When I eating compulsively I was willfully disconnected from my body. I hated my body. I blamed it for not being good enough. Mostly not pretty enough. But I didn’t really have an alternate way to relate to my body. Everyone made it clear that bodies were made to be beautiful, and that if mine was not, it was worthless.


That is a thing that happens in a fat-phobic society. We learn to internalize hatred for any body that is considered bad, mostly as a defense mechanism. To love your fat body is considered shameful. To be ashamed of your fat body shows that you are properly embarrassed by your shameful body. That you are on the “right side” of what is good and right and honorable.


I have spent the past few years actively shifting my view of fatness. It has nothing to do with my eating. At least, I am working consistently at disentangling my love of my body from its shape and size. I am an addict. I keep my addiction under control through the way I eat. I think of my eating as a way to honor my whole self, emotional, physical and spiritual, not just how pretty I am by societal standards.

So I have reconnected with my body over the years. I have learned to love it for all of the things that it has done for me, all of the ways it serves me. All of the things it wants to teach me. And it has taken a long time to get to understand it as well as I do. And I know that there is much more to learn.

One thing that I have come to understand over the past 15+ years, since I put boundaries around my eating, is that my body shows me how well I’m doing through my skin. I can feel “fine.” I can look on the outside like I am doing “fine.” I can seem to be managing everything just “fine.” But my skin can tell a whole different story. This is coming up this week because I am officially hive-free, for the first time in 4 months, since I started the very stressful job that I left this week.

In late July, I started a new job. And less than a week after I took it over, it got crazy, and I started to break out in hives. They were on my chest, in my armpits, and in my bellybutton. 

And as I changed the job, personally developing and implementing structures and procedures that streamlined the process while still capturing all the necessary information and creating the needed output, some of those hives went away. First my chest cleared up. And then, eventually, after many weeks, my armpits cleared up. But my bellybutton has been hanging on to those hives the whole time.

But I left my job on Monday. And yesterday, for the first time in months, my skin, all of my skin, is clear. There are no more hives anywhere. And it makes me a little weepy to realize how unhappy I was, and how I was holding it together with pure willpower.

I can remember having had stress-related skin conditions as far back as high school, though I didn’t know it at the time.  I could barely walk at graduation because of a terrible outbreak of dyshidrotic eczema on the bottom of my feet, that at the time was misdiagnosed as athletes foot. 

But when I was eating compulsively I thought about my body as little as possible.

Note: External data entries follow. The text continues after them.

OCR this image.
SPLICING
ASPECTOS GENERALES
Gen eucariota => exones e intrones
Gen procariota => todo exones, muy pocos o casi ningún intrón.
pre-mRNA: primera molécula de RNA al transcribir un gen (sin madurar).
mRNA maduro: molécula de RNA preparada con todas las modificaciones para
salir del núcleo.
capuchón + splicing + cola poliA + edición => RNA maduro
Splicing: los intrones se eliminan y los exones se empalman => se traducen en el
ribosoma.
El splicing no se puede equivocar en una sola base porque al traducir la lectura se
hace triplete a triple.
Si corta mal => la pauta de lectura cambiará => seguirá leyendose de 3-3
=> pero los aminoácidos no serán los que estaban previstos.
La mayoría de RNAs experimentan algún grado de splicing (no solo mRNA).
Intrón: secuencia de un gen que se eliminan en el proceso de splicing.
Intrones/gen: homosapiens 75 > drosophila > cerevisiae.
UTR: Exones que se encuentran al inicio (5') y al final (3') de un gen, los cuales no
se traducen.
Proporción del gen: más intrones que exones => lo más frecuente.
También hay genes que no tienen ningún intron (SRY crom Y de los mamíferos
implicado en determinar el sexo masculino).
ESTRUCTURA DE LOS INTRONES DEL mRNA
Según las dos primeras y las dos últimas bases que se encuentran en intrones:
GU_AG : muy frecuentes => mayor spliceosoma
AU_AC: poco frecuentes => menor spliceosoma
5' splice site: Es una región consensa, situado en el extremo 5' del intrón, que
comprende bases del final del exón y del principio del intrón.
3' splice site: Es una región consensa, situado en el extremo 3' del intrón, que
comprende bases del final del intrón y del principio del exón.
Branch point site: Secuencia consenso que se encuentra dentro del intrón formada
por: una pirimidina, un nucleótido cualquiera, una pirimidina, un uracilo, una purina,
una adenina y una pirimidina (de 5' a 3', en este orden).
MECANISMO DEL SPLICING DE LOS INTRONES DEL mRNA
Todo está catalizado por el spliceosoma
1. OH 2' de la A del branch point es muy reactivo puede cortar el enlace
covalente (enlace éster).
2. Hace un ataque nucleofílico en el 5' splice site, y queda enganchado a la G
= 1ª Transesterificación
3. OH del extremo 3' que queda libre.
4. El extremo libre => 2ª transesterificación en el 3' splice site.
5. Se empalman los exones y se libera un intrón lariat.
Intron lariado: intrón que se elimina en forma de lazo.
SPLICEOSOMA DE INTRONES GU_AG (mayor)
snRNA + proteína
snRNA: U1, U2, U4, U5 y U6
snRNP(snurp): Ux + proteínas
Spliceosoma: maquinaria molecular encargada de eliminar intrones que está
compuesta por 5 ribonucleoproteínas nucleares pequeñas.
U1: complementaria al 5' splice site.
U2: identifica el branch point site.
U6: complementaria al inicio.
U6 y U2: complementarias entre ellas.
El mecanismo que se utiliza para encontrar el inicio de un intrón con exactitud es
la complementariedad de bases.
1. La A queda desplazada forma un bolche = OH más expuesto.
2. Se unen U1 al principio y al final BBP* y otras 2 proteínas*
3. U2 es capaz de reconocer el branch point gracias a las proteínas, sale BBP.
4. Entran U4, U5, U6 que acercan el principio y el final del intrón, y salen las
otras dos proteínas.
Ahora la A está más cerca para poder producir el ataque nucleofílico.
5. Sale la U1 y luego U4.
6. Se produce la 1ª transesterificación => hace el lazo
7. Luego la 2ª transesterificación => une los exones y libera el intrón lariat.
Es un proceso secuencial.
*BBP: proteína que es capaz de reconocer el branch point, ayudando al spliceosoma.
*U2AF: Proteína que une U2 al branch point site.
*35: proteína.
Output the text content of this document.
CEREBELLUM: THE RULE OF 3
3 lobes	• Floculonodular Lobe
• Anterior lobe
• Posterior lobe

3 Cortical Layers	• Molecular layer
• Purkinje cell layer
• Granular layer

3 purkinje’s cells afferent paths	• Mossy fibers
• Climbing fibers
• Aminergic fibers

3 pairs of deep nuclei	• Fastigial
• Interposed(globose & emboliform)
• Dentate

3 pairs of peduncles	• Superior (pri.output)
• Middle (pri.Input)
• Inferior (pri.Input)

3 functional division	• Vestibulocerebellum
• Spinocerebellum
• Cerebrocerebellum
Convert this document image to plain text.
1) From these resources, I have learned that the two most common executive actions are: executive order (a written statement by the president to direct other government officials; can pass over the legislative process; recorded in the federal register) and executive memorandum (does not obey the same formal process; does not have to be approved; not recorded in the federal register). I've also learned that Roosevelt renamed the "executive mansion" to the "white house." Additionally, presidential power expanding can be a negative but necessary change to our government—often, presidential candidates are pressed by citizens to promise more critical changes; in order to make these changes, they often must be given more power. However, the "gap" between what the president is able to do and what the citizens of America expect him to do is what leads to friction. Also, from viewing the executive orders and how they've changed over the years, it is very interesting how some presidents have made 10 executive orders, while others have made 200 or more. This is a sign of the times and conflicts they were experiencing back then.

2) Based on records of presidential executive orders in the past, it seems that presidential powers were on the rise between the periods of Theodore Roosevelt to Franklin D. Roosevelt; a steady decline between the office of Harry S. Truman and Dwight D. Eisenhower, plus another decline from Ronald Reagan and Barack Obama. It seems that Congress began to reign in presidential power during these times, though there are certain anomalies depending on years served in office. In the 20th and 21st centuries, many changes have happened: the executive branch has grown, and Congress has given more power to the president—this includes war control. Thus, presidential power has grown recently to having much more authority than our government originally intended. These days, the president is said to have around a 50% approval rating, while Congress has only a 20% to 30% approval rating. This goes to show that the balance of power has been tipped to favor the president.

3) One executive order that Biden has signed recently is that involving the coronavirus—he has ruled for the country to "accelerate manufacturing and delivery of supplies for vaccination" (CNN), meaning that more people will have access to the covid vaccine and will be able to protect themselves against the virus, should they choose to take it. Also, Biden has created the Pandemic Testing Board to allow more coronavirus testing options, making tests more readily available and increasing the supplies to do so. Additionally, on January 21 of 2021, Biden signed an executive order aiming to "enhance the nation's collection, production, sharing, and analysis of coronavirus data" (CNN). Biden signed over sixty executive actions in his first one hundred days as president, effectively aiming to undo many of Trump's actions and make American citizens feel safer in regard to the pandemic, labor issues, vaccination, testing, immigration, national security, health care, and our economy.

I just sort of suffered through. And I had lots of practice, since I avoided thinking about my fatness because it hurt my heart to be fat.

I want to acknowledge my body today, for always trying to look out for me, even when I treated it like the enemy. I want to be grateful for everything it has done for me, even when I was actively hating it, and sometimes trying to hurt it, with exercise bulimia, and good ol’ fashioned stick-things-down-my-throat-bulimia, and abusing laxatives, and drinking castor oil, and binging and starving. I want to be grateful that I have learned to listen to it, with love.
I am grateful to be in a place in my life where I can see that those hives were a defense mechanism against me harming myself. That my body was telling me that I was in the wrong place. That there was something wrong. And I am especially glad that instead of blaming my body for the hives, instead of treating them like one more way my body was broken and wrong, I could see them as a loving warning that something was wrong outside of myself, but within my control. And it took me a while, but I managed to listen and do something about it.